Bruckners Neunte, vollendet?
Es ist bekannt, dass am Todestag des Meisters auf Bruckners Schreibtisch ein Notenkonvolut gelegen ist, das weitaus umfangreicher war als jenes, das die Österreichische Nationalbibliothek heute aufbewahrt. Es ist evident, dass eine ganze Reihe von Partiturbögen von Reliquiensammlern entwendet wurde. Seither grübelt die Musikwelt über der Frage, wie viele Blätter das waren – und wie viel vom Fragment gebliebenen Final- satz rekonstruierbar sein könnte, wenn man die geraubten Handschriften wiederfände.
Der Schubert- und Bruckner-Forscher Benjamin-Gunnar Cohrs meint, ziemlich viel. Er hat im Verein mit Nicola Samale bereits mehrere Spielfassungen eines „vollendeten“Finales publiziert. Basierend auf den Vorarbeiten zweier weiterer Musikologen gelang unter Auswertung sämtlicher Quellen und auf Basis eines genauen Studiums von Bruckners spätem Kompositionsstil ein für viele Kommentatoren glaubwürdig klingendes Resultat.
Wie viel ist dabei tatsächlich von Bruckner, wie viel von Samale, Phillips, Cohrs und Mazzuca? Cohrs im Gespräch mit der „Presse“: „Das kann man nicht einfach mit einer eindeutigen Zahl von x Prozent beantworten. Die Exposition des Satzes war schon völlig fertig instrumentiert, der weitere Verlauf bricht erst kurz vor dem eigentlichen Satzschluss ab. Im horizontalen Verlauf waren etwa 15 Prozent zu ergänzen; die Vertikale wird aber immer dünner, sodass der Anteil der ergänzten Instrumentierung bis zum Schluss hin immer mehr zunimmt.“
Wobei der Schluss des Werks, in dem Bruckner wie in den früheren Symphonien auch quasi eine Summe aus allem Vorangegangenen gezogen hätte, vollständig fehlt. Im Verlauf des Satzes waren überdies 96 Takte zu ergänzen, die beim Tod des Komponisten mit Sicherheit als Partiturskizze vorlagen. Irgendwo in der Welt könnten sich die entsprechenden Bögen erhalten haben.
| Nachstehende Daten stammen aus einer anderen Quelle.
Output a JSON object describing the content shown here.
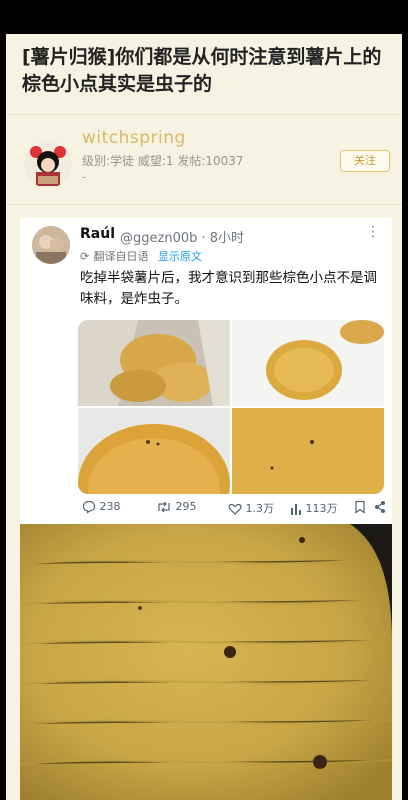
{
  "post": {
    "title": "[薯片归猴]你们都是从何时注意到薯片上的棕色小点其实是虫子的"
  },
  "author": {
    "name": "witchspring",
    "meta": "级别:学徒 威望:1 发帖:10037",
    "dash": "-",
    "follow_label": "关注"
  },
  "tweet": {
    "name": "Raúl",
    "handle": "@ggezn00b · 8小时",
    "more": "⋮",
    "translated_from": "翻译自日语",
    "show_original": "显示原文",
    "text": "吃掉半袋薯片后，我才意识到那些棕色小点不是调味料，是炸虫子。",
    "actions": {
      "replies": "238",
      "retweets": "295",
      "likes": "1.3万",
      "views": "113万"
    }
  },
  "colors": {
    "page_bg": "#f7f3e3",
    "author_name": "#d9b866",
    "link_blue": "#1d9bf0",
    "chip_gold": "#e0b257"
  },
  "icons": {
    "reply": "reply-icon",
    "retweet": "retweet-icon",
    "like": "heart-icon",
    "views": "views-icon",
    "bookmark": "bookmark-icon",
    "share": "share-icon"
  }
}
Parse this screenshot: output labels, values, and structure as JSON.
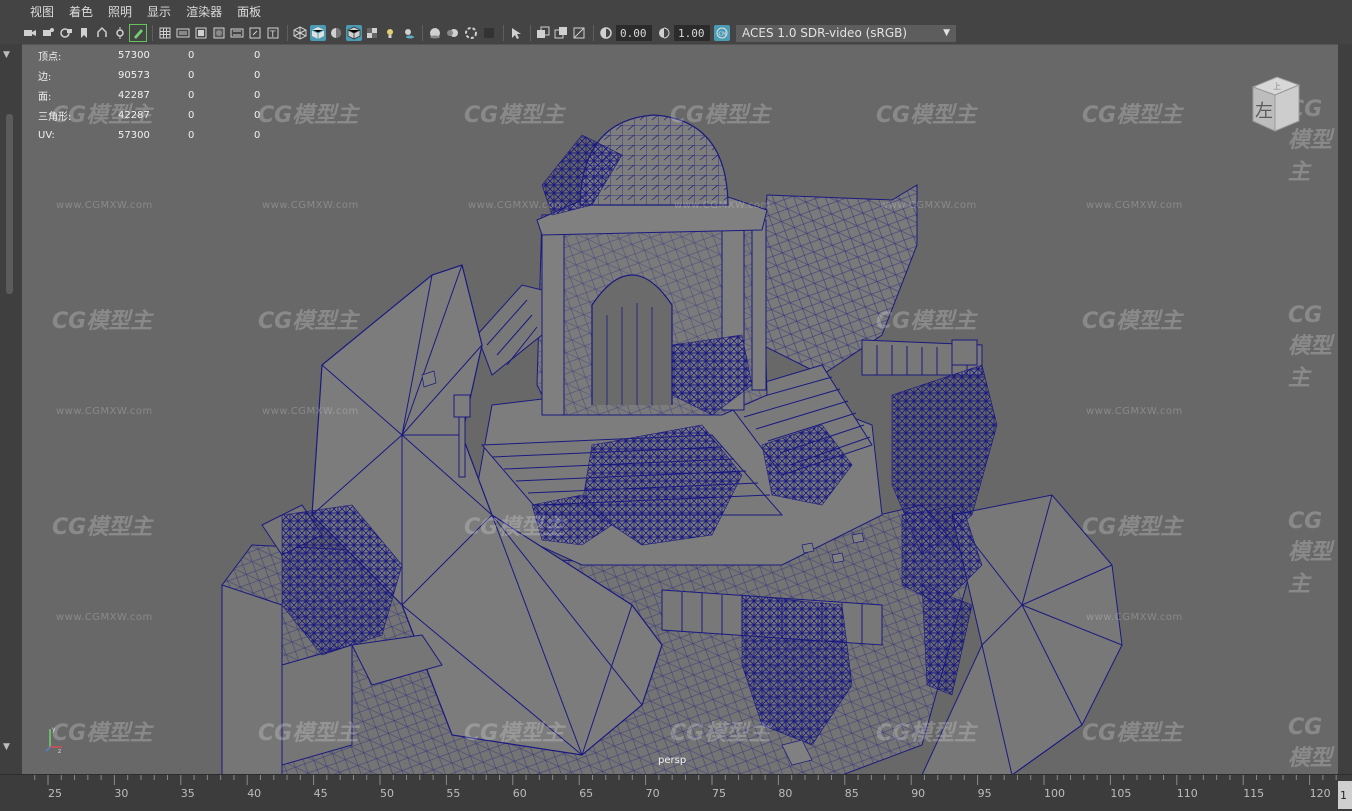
{
  "menubar": {
    "items": [
      "视图",
      "着色",
      "照明",
      "显示",
      "渲染器",
      "面板"
    ]
  },
  "toolbar": {
    "gamma": "0.00",
    "exposure": "1.00",
    "colorspace": "ACES 1.0 SDR-video (sRGB)",
    "icons": [
      "camera-icon",
      "camera-attributes-icon",
      "bookmark-icon",
      "image-plane-icon",
      "2d-pan-icon",
      "grease-pencil-icon",
      "grid-icon",
      "film-gate-icon",
      "resolution-gate-icon",
      "gate-mask-icon",
      "field-chart-icon",
      "safe-action-icon",
      "safe-title-icon",
      "wireframe-icon",
      "smooth-shade-icon",
      "use-default-material-icon",
      "wireframe-on-shaded-icon",
      "textured-icon",
      "use-all-lights-icon",
      "shadows-icon",
      "screen-space-ao-icon",
      "motion-blur-icon",
      "multisample-aa-icon",
      "depth-of-field-icon",
      "isolate-select-icon",
      "xray-icon",
      "xray-joints-icon",
      "xray-components-icon",
      "gamma-icon",
      "exposure-icon",
      "color-management-icon"
    ]
  },
  "hud": {
    "rows": [
      {
        "label": "顶点:",
        "v1": "57300",
        "v2": "0",
        "v3": "0"
      },
      {
        "label": "边:",
        "v1": "90573",
        "v2": "0",
        "v3": "0"
      },
      {
        "label": "面:",
        "v1": "42287",
        "v2": "0",
        "v3": "0"
      },
      {
        "label": "三角形:",
        "v1": "42287",
        "v2": "0",
        "v3": "0"
      },
      {
        "label": "UV:",
        "v1": "57300",
        "v2": "0",
        "v3": "0"
      }
    ]
  },
  "viewport": {
    "camera": "persp",
    "view_cube_label": "左",
    "view_cube_top": "上"
  },
  "watermark": {
    "logo": "CG模型主",
    "url": "www.CGMXW.com"
  },
  "timeline": {
    "ticks": [
      "25",
      "30",
      "35",
      "40",
      "45",
      "50",
      "55",
      "60",
      "65",
      "70",
      "75",
      "80",
      "85",
      "90",
      "95",
      "100",
      "105",
      "110",
      "115",
      "120"
    ],
    "current_frame": "1"
  },
  "colors": {
    "viewport_bg": "#686868",
    "wireframe": "#1a1a80",
    "ui_bg": "#444444",
    "active_icon": "#4b9bb5"
  }
}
Schon Nikolaus Harnoncourt, der sowohl mit den Wiener Symphonikern als auch mit den Philharmonikern zu Gehör brachte, was unzweifelhaft von Bruckners Hand erhalten war, meinte süffisant ins Publikum: „Schauen Sie bitte auf Ihren Dachböden nach . . .“
Die Spur führt zu einem Privatsammler
Wobei es den begründeten Verdacht gibt, dass ein Wiener Privatsammler zumindest einige der unschätzbar wertvollen Blätter in seiner Sammlung hütet und nicht einmal für die wissenschaftliche Auswertung herauszugeben bereit ist. „Doch auch ohne Kenntnis dieses Materials hätte“, so Cohrs, „unser Team hier insgesamt einen erheblich gerin- geren Anteil als Franz Xaver Süßmayr an der Komplettierung von Mozarts Requiem!“
Für den heikelsten Teil, die Komposition einer Coda, die, so Cohrs, „wirklich nach dem Bruckner der Neunten Symphonie klingen“sollte, hatten die vier „Vollender“eine 57 Takte lange Skizze des Komponisten zur Verfügung, von der sie, wie Peter Gülke einmal gemeint hat, „dem Material abhören mussten, wo es hinwill“.
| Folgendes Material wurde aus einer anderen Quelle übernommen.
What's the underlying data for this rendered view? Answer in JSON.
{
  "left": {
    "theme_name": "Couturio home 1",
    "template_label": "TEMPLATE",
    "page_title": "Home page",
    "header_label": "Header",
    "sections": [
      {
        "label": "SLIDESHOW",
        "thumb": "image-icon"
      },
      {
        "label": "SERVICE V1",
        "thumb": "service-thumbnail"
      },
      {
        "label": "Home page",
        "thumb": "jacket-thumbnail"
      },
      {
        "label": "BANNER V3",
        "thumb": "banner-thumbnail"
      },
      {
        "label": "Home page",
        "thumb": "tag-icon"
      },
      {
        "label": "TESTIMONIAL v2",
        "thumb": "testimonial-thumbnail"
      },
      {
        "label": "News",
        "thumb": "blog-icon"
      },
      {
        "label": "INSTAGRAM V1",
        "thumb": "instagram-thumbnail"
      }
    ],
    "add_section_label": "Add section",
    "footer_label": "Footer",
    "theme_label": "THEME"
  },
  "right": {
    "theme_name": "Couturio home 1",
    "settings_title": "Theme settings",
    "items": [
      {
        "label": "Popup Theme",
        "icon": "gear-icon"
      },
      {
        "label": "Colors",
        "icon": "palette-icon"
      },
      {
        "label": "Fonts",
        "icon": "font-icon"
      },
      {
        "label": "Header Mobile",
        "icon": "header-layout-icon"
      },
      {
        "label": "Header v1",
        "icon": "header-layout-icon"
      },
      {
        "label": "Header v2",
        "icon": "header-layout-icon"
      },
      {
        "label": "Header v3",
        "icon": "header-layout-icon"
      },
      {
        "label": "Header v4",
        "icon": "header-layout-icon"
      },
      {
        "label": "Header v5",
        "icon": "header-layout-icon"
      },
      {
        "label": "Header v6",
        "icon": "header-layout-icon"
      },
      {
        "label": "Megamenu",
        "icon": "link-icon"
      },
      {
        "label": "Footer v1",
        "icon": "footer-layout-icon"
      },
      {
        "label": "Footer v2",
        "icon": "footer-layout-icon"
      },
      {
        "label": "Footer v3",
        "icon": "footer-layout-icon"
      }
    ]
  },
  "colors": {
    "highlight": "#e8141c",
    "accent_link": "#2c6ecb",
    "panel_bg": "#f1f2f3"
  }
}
So bekomme das Publikum „zumindest eine Ahnung von dem Gesamtbild, das Bruckner vorgeschwebt haben mag“. Und das, sagt Cohrs, sei völlig anders, als man nach Aufführungen des dreisätzigen Torsos mit nach Hause nehmen kann. Die 2012 publizierte Spielfassung, die Simon Rattle zur Wiener Erstaufführung führen wird, räumt jedenfalls mit der immer wieder tradierten Behauptung auf, der sanft verschwebende Schluss des Adagio-Satzes könnte ein adäquates Finale für die Neunte sein.